You can specify checking N snapshots before the current snapshot, and ReclaimableFilter will automatically lock these snapshots and ensure snapshot chain consistency during each judgment. The specific reclamation judgment logic is implemented by various subclasses, while ReclaimableFilter itself only handles snapshot data preparation, locking, and resource management (explicitly close).

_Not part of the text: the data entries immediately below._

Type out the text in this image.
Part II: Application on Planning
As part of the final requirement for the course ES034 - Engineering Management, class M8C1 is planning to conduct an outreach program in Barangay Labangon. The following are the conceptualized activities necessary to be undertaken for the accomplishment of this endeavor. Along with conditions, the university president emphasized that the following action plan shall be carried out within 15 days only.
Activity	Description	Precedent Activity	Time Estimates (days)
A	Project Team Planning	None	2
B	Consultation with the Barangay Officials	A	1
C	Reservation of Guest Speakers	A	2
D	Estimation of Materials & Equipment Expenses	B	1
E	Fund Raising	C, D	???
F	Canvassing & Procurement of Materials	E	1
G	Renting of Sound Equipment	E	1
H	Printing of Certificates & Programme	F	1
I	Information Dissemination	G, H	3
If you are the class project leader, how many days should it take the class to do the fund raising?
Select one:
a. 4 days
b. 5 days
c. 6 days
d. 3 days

Logic of Various Reclaimable Filter Subclasses
#

ReclaimableFilter has laid a good foundation for us. Now we just need to write the corresponding reclaimable logic for each type of resource.

ReclaimableKeyFilter
#

Used to filter reclaimable file keys, needs to check the previous two snapshots:

public class ReclaimableKeyFilter extends ReclaimableFilter<OmKeyInfo> {
    public ReclaimableKeyFilter(/* ... */) {
        super(/* ... */, 2); // Need to check previous 2 snapshots
    }
}
  • If this key cannot be found in the previous snapshot, it will be marked as “reclaimable”.
  • If found in the previous snapshot, it will further check the “snapshot before the previous one” to confirm whether this key only exists in the previous snapshot, and count its size in the previous snapshot’s exclusive size statistics.

ReclaimableDirFilter
#

Used to filter reclaimable directories, only needs to check the previous snapshot:

(Directory is one of Ozone’s Object Layouts - FileSystem Optimized. FSO layout has more efficient rename and delete performance. For details, see Prefix based File System Optimization)

public class ReclaimableDirFilter extends ReclaimableFilter<OmKeyInfo> {
    public ReclaimableDirFilter(/* ... */) {
        super(/* ... */, 1); // Only need to check previous 1 snapshot
    }
}
  • If the previous snapshot doesn’t exist (e.g., snapshot has been deleted), this directory can be reclaimed directly.
  • If the previous snapshot exists, query this directory’s info (OmDirectoryInfo) in the previous snapshot:
    • If the directory cannot be found, it means the directory no longer exists in the previous snapshot and can be reclaimed.
    • If found but with different objectID, it means the directory has been overwritten or changed in the previous snapshot and can also be reclaimed.
    • Only when the previous snapshot has a directory with the same objectID can it not be reclaimed.

ReclaimableRenameEntryFilter
#

Used to filter reclaimable snapshot rename entries

  • What is rename entry?

    When you rename a key/dir, if the bucket is within snapshot scope, to enable subsequent Snapshot Diff, GC/Deep Clean operations to correctly track this object’s history, a record is added to snapshotRenamedTable with the structure:

    • Key: /volumeName/bucketName/objectID (objectID represents the unique ID of the renamed key or dir)
    • Value: Key/dir path before rename
public class ReclaimableRenameEntryFilter extends ReclaimableFilter<String> {
    public ReclaimableRenameEntryFilter(/* ... */) {
        super(/* ... */, 1); // Only need to check previous 1 snapshot
    }
}
  • If this objectId cannot be found in the previous snapshot, it means no one references this rename entry and can be reclaimed.
  • If found, it means a snapshot still references this objectId and cannot be reclaimed.

Summary
#

Killua

Actually, various Reclaimable Filters mainly just look at the previous snapshot’s data to determine if it’s reclaimable.

Only ReclaimableKeyFilter needs to look at one more snapshot to calculate the correct exclusive size.

Also, when you saw me mention above that as long as the key/dir/rename entry exists in the snapshot it cannot be reclaimed, you might think this implementation seems time-consuming, like checking each snapshot one by one, but if you think carefully using induction, you’ll realize we only need to look at the previous snapshot’s data to know which resources can be reclaimed and which cannot.

Conclusion
#

Deep Clean is just a small part of Ozone Snapshot management. Actually, looking at the mechanisms mentioned in this article, they all seem like workarounds, giving the feeling that Ozone had to make compromises to implement snapshot features.

Reference
#

Appendix
#

AOS/AFS
#

AOS stands for Active Object Store, AFS stands for Active File System. They actually refer to the normal RocksDB DB instance. This term exists mainly to distinguish from Snapshots.